May we all eat well and grow this Thanksgiving as we confront who we are and want to be together.

http://www.npr.org/blogs/monkeysee/2014/11/19/365194058/grape-salad-is-not-minnesotan-and-other-lessons-in-cultural-mapmaking


Here is a poem from today’s Writer’s Almanac that speaks to the intensity and intimacy of everyday culinary disagreements.

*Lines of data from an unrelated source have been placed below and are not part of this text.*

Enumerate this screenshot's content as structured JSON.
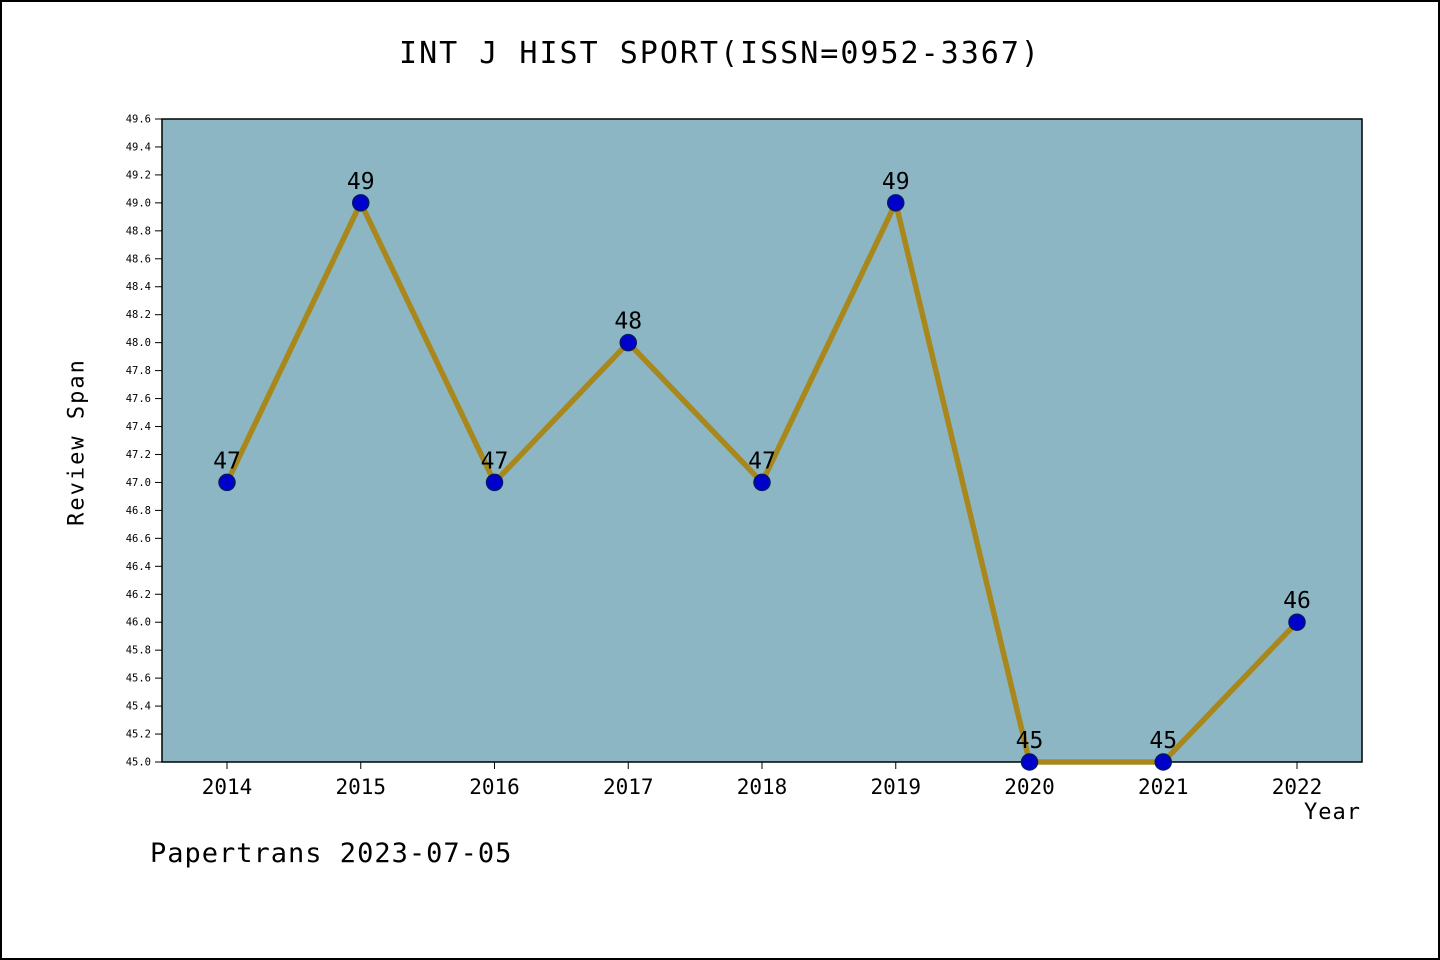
{
  "footer": "Papertrans 2023-07-05",
  "chart_data": {
    "type": "line",
    "title": "INT J HIST SPORT(ISSN=0952-3367)",
    "xlabel": "Year",
    "ylabel": "Review Span",
    "categories": [
      "2014",
      "2015",
      "2016",
      "2017",
      "2018",
      "2019",
      "2020",
      "2021",
      "2022"
    ],
    "values": [
      47,
      49,
      47,
      48,
      47,
      49,
      45,
      45,
      46
    ],
    "ylim": [
      45.0,
      49.6
    ],
    "ytick_step": 0.2,
    "grid": false,
    "legend": "none",
    "colors": {
      "plot_bg": "#8db6c4",
      "line": "#a8881c",
      "marker": "#0000cc",
      "marker_edge": "#001a66",
      "axis": "#000000"
    }
  }
}
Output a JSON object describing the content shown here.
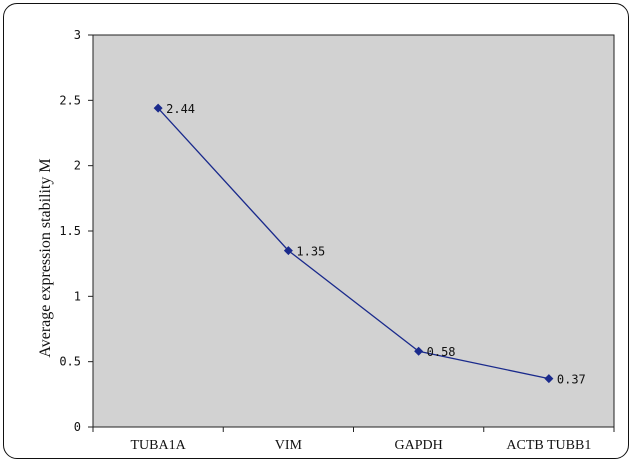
{
  "chart_data": {
    "type": "line",
    "categories": [
      "TUBA1A",
      "VIM",
      "GAPDH",
      "ACTB TUBB1"
    ],
    "series": [
      {
        "values": [
          2.44,
          1.35,
          0.58,
          0.37
        ],
        "labels": [
          "2.44",
          "1.35",
          "0.58",
          "0.37"
        ]
      }
    ],
    "ylabel": "Average expression stability M",
    "xlabel": "",
    "ylim": [
      0,
      3
    ],
    "yticks": [
      "0",
      "0.5",
      "1",
      "1.5",
      "2",
      "2.5",
      "3"
    ],
    "grid": false,
    "plot_background": "#d2d2d2",
    "line_color": "#1a2a8c",
    "marker": "diamond"
  }
}
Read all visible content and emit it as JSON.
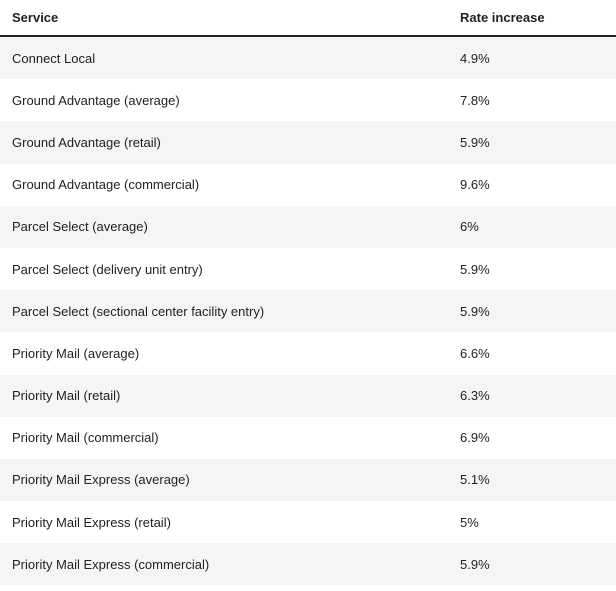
{
  "table": {
    "columns": [
      "Service",
      "Rate increase"
    ],
    "rows": [
      [
        "Connect Local",
        "4.9%"
      ],
      [
        "Ground Advantage (average)",
        "7.8%"
      ],
      [
        "Ground Advantage (retail)",
        "5.9%"
      ],
      [
        "Ground Advantage (commercial)",
        "9.6%"
      ],
      [
        "Parcel Select (average)",
        "6%"
      ],
      [
        "Parcel Select (delivery unit entry)",
        "5.9%"
      ],
      [
        "Parcel Select (sectional center facility entry)",
        "5.9%"
      ],
      [
        "Priority Mail (average)",
        "6.6%"
      ],
      [
        "Priority Mail (retail)",
        "6.3%"
      ],
      [
        "Priority Mail (commercial)",
        "6.9%"
      ],
      [
        "Priority Mail Express (average)",
        "5.1%"
      ],
      [
        "Priority Mail Express (retail)",
        "5%"
      ],
      [
        "Priority Mail Express (commercial)",
        "5.9%"
      ]
    ]
  }
}
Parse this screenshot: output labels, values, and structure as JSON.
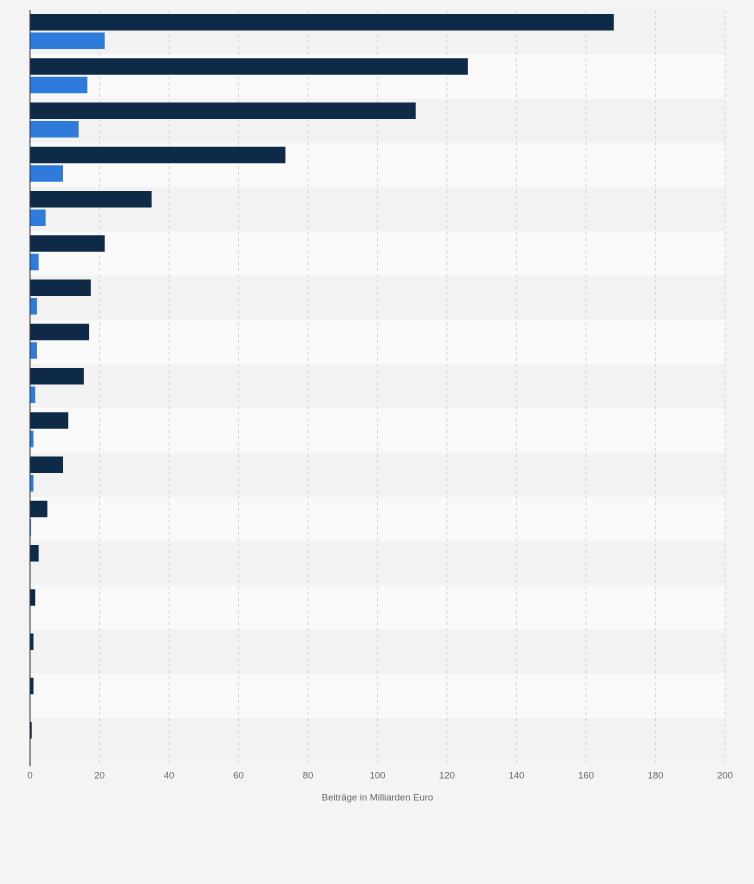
{
  "chart_data": {
    "type": "bar",
    "orientation": "horizontal",
    "xlabel": "Beiträge in Milliarden Euro",
    "xlim": [
      0,
      200
    ],
    "ticks": [
      0,
      20,
      40,
      60,
      80,
      100,
      120,
      140,
      160,
      180,
      200
    ],
    "grid": true,
    "series": [
      {
        "color": "#0e2a47",
        "values": [
          168,
          126,
          111,
          73.5,
          35,
          21.5,
          17.5,
          17,
          15.5,
          11,
          9.5,
          5,
          2.5,
          1.5,
          1,
          1,
          0.5
        ]
      },
      {
        "color": "#2f7bdb",
        "values": [
          21.5,
          16.5,
          14,
          9.5,
          4.5,
          2.5,
          2,
          2,
          1.5,
          1,
          1,
          0.3,
          0,
          0,
          0,
          0,
          0
        ]
      }
    ]
  }
}
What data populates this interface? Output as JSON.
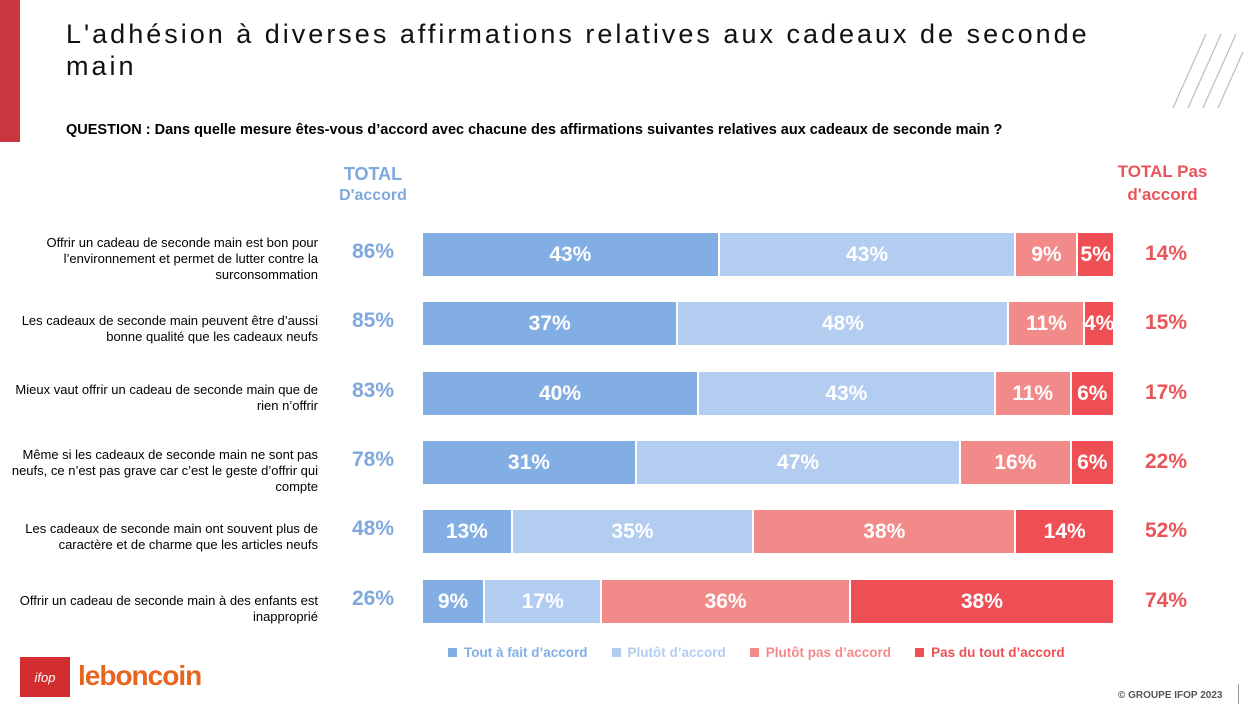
{
  "title": "L'adhésion à diverses affirmations relatives aux cadeaux de seconde main",
  "question": "QUESTION : Dans quelle mesure êtes-vous d’accord avec chacune des affirmations suivantes relatives aux cadeaux de seconde main ?",
  "header_left": {
    "line1": "TOTAL",
    "line2": "D'accord"
  },
  "header_right": {
    "line1": "TOTAL Pas",
    "line2": "d'accord"
  },
  "colors": {
    "tout_a_fait": "#82aee4",
    "plutot": "#b2cdf0",
    "plutot_pas": "#f28a8a",
    "pas_du_tout": "#ee4f54",
    "total_accord": "#7fa8dc",
    "total_pas": "#e8555a",
    "brand_accent": "#c8373d"
  },
  "chart_data": {
    "type": "bar",
    "orientation": "horizontal",
    "stacked": true,
    "categories": [
      "Offrir un cadeau de seconde main est bon pour l’environnement et permet de lutter contre la surconsommation",
      "Les cadeaux de seconde main peuvent être d’aussi bonne qualité que les cadeaux neufs",
      "Mieux vaut offrir un cadeau de seconde main que de rien n’offrir",
      "Même si les cadeaux de seconde main ne sont pas neufs, ce n’est pas grave car c’est le geste d’offrir qui compte",
      "Les cadeaux de seconde main ont souvent plus de caractère et de charme que les articles neufs",
      "Offrir un cadeau de seconde main à des enfants est inapproprié"
    ],
    "series": [
      {
        "name": "Tout à fait d’accord",
        "values": [
          43,
          37,
          40,
          31,
          13,
          9
        ]
      },
      {
        "name": "Plutôt d’accord",
        "values": [
          43,
          48,
          43,
          47,
          35,
          17
        ]
      },
      {
        "name": "Plutôt pas d’accord",
        "values": [
          9,
          11,
          11,
          16,
          38,
          36
        ]
      },
      {
        "name": "Pas du tout d’accord",
        "values": [
          5,
          4,
          6,
          6,
          14,
          38
        ]
      }
    ],
    "total_accord": [
      86,
      85,
      83,
      78,
      48,
      26
    ],
    "total_pas_accord": [
      14,
      15,
      17,
      22,
      52,
      74
    ],
    "unit": "%",
    "xlim": [
      0,
      100
    ],
    "legend_position": "bottom",
    "grid": false
  },
  "footer": {
    "logo_ifop": "ifop",
    "logo_brand": "leboncoin",
    "copyright": "© GROUPE IFOP 2023"
  }
}
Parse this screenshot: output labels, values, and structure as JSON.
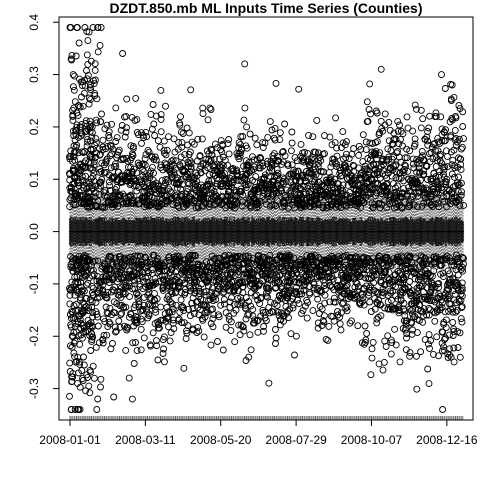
{
  "chart_data": {
    "type": "scatter",
    "title": "DZDT.850.mb ML Inputs Time Series (Counties)",
    "xlabel": "",
    "ylabel": "",
    "x_range": [
      "2008-01-01",
      "2008-12-31"
    ],
    "ylim": [
      -0.36,
      0.41
    ],
    "x_tick_labels": [
      "2008-01-01",
      "2008-03-11",
      "2008-05-20",
      "2008-07-29",
      "2008-10-07",
      "2008-12-16"
    ],
    "y_tick_labels": [
      "-0.3",
      "-0.2",
      "-0.1",
      "0.0",
      "0.1",
      "0.2",
      "0.3",
      "0.4"
    ],
    "y_ticks": [
      -0.3,
      -0.2,
      -0.1,
      0.0,
      0.1,
      0.2,
      0.3,
      0.4
    ],
    "grid": false,
    "legend": "none",
    "marker": "open-circle",
    "series": [
      {
        "points_notable": [
          {
            "x": "2008-01-01",
            "y": 0.39
          },
          {
            "x": "2008-01-02",
            "y": 0.33
          },
          {
            "x": "2008-01-04",
            "y": 0.3
          },
          {
            "x": "2008-01-05",
            "y": 0.27
          },
          {
            "x": "2008-01-08",
            "y": -0.29
          },
          {
            "x": "2008-01-09",
            "y": -0.27
          },
          {
            "x": "2008-01-20",
            "y": 0.28
          },
          {
            "x": "2008-01-24",
            "y": 0.26
          },
          {
            "x": "2008-02-22",
            "y": 0.22
          },
          {
            "x": "2008-02-22",
            "y": 0.19
          },
          {
            "x": "2008-02-25",
            "y": -0.28
          },
          {
            "x": "2008-02-28",
            "y": -0.32
          },
          {
            "x": "2008-04-14",
            "y": 0.17
          },
          {
            "x": "2008-05-17",
            "y": -0.21
          },
          {
            "x": "2008-06-13",
            "y": 0.2
          },
          {
            "x": "2008-06-15",
            "y": -0.24
          },
          {
            "x": "2008-06-28",
            "y": 0.17
          },
          {
            "x": "2008-10-03",
            "y": 0.21
          },
          {
            "x": "2008-10-16",
            "y": 0.31
          },
          {
            "x": "2008-10-19",
            "y": -0.25
          },
          {
            "x": "2008-12-11",
            "y": 0.3
          },
          {
            "x": "2008-12-21",
            "y": 0.28
          },
          {
            "x": "2008-12-24",
            "y": 0.22
          },
          {
            "x": "2008-12-13",
            "y": -0.22
          }
        ]
      }
    ],
    "colors": {
      "points": "#000000",
      "box": "#555555",
      "axis": "#000000"
    }
  }
}
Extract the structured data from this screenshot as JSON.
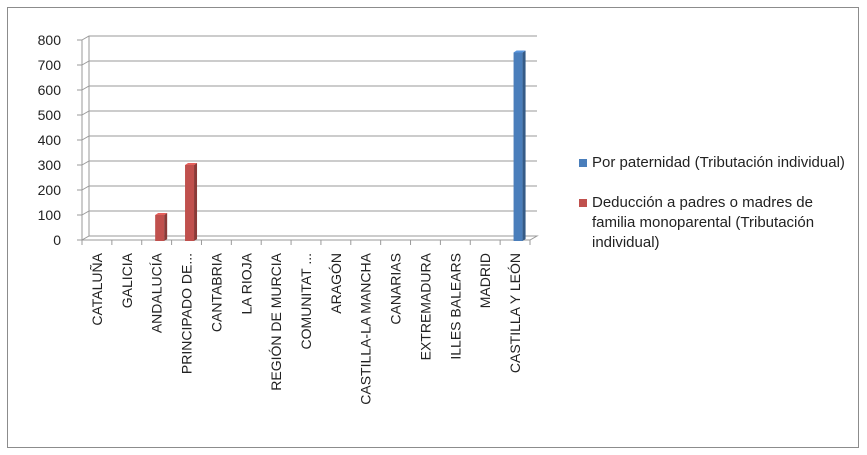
{
  "chart_data": {
    "type": "bar",
    "title": "",
    "xlabel": "",
    "ylabel": "",
    "ylim": [
      0,
      800
    ],
    "yticks": [
      0,
      100,
      200,
      300,
      400,
      500,
      600,
      700,
      800
    ],
    "grid": true,
    "legend_position": "right",
    "categories": [
      "CATALUÑA",
      "GALICIA",
      "ANDALUCÍA",
      "PRINCIPADO DE...",
      "CANTABRIA",
      "LA RIOJA",
      "REGIÓN DE MURCIA",
      "COMUNITAT ...",
      "ARAGÓN",
      "CASTILLA-LA MANCHA",
      "CANARIAS",
      "EXTREMADURA",
      "ILLES BALEARS",
      "MADRID",
      "CASTILLA Y LEÓN"
    ],
    "series": [
      {
        "name": "Por paternidad (Tributación individual)",
        "color": "#4a7ebb",
        "values": [
          0,
          0,
          0,
          0,
          0,
          0,
          0,
          0,
          0,
          0,
          0,
          0,
          0,
          0,
          750
        ]
      },
      {
        "name": "Deducción a padres o madres de familia monoparental (Tributación individual)",
        "color": "#c0504d",
        "values": [
          0,
          0,
          100,
          300,
          0,
          0,
          0,
          0,
          0,
          0,
          0,
          0,
          0,
          0,
          0
        ]
      }
    ]
  }
}
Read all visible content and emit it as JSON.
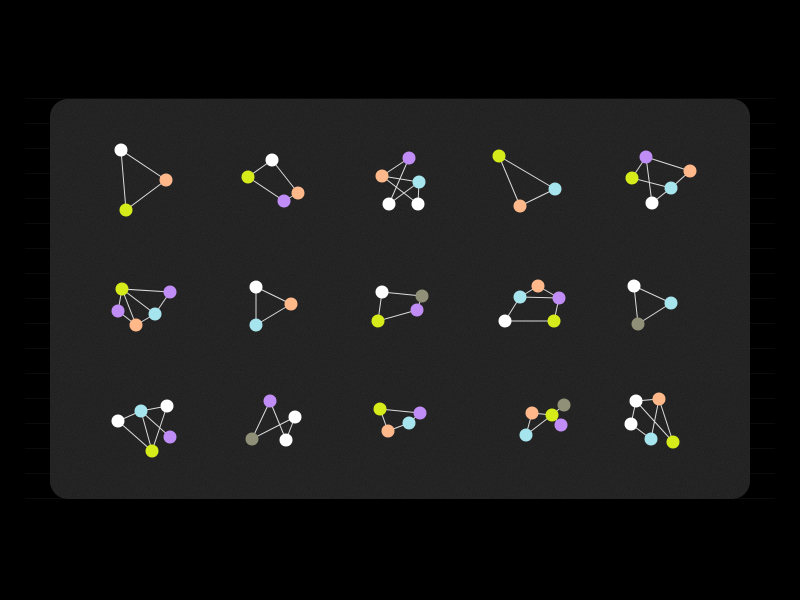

Recollection of Tranquility

The first time we ever quarreled
you were cutting an onion
in the kitchen of our rented cottage.
I remember vividly. We were making creole
for a late night supper with champagne,
and you were taking it seemed forever
to cut the onion.
Each time your dull paring knife
chopped on the counter, I shifted my feet,
and I saw once in a glimpse over my shoulder
a white wedge of onion wobbling loose.
I sighed inaudibly. The butter I stirred
had already bubbled and browned.
I was starting over with a new yellow lump
that was slipping on the silver aluminum
when you brought, cupped in your hands,
the broken pieces, the edges all ragged,
the layers separated, bruised and oozing
cloudy white onion juice.
I complained:
the family recipe stated specifically,
the onion must be “finely chopped,”
for what I explained were very good reasons.
Otherwise, the pungent flavors would be trapped
irrevocably in the collapsed cellular structure
of the delicate root.

You sighed, I guess, inaudibly
and adjusted your glasses carefully
with two fingers (a fidget
I have since come to know
as a sign of mild perturbation)
and explained:
the pungence of onions too finely chopped
would be simmered away. The original sharp
burning crispness could be retained
only in fairly large, bite-sized chunks.
But you wouldn’t fight tradition.
I mopped onion on the counter
with the dull knife, while you set the table
and figured the best way of popping the cork.

“Recollection of Tranquility” by Idris Anderson, from Mrs. Ramsay’s Knee. © Utah State University Press, 2008.